I will adjust my strategy.
I try to choose a certain strategy or another depending on how market moves, and the result obtained.

The market is still too overbought.
At some point in the future the market will come down.
However, the question remains as to when.
At this moment, I have technical indicators to point in one direction, and others to point in another direction, which means I need to be cautious.
 
so what? you had a losing week. When you designed this strategy being of sound mind and body, you understood it wasn't going to win all the time.

traders don't lose because they have a bad system. Almost anything will break even.

They lose because they trade. They trade one winning system for another, always after a loss.
 
3/27/2013
What is the most common investor mistake? Trading–getting in and getting out at all the wrong times, for all the wrong reasons. You’ve heard it before: Most investors are their own worst enemies. My dad taught me this investing axiom at an early age. In fact, Dalbar Inc. documented it recently in a report available online called “Quantitative Analysis of Investor Behavior, 2012.” Google it, and you’ll see evidence from a 20-year study.

Most mutual fund buyers, for example, badly lag the very funds they buy (and sell) because of bad timing. The average mutual fund holding period for equity or fixed income is only about three years. It’s too short. Moreover, in the last two decades, stupid switching into and out of funds has cost equity fund holders more than four percentage points in annualized returns and bondholders even more–nearly six percentage points.
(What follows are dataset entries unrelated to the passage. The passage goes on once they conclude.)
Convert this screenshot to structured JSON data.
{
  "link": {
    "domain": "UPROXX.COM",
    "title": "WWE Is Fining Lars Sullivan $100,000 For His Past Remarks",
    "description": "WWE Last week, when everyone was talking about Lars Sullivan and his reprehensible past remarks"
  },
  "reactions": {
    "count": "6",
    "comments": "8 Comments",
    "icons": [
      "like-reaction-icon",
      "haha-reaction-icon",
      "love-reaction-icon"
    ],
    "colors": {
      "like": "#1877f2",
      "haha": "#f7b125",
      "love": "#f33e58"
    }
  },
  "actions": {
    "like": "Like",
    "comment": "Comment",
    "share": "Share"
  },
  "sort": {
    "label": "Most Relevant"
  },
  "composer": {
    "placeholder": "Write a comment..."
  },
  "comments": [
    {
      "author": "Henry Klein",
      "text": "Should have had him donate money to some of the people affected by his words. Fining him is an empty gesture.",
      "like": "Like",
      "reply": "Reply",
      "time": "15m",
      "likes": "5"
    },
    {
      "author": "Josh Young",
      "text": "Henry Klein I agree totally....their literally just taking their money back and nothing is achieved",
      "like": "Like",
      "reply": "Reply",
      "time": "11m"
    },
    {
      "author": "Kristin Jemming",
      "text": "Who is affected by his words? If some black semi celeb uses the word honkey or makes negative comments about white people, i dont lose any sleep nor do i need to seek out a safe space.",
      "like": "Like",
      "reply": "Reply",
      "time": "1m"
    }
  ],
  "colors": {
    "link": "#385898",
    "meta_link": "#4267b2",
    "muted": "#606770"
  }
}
The solution, of course, is to trade less.
VIEWPOINT of Ken Fisher
 
I discovered that there was a rounding problem in EXCEL sheet.

To calculate the Return I used the following formula: (Quantity*Close Price)-(Money), but to avoid the rounding problem I'm going to use the following formula: (Quantity*Close Price)-(Quantity*Buy Price).

The rounding problem has very little effect on portfolio but I have also decided to fix the previous trades.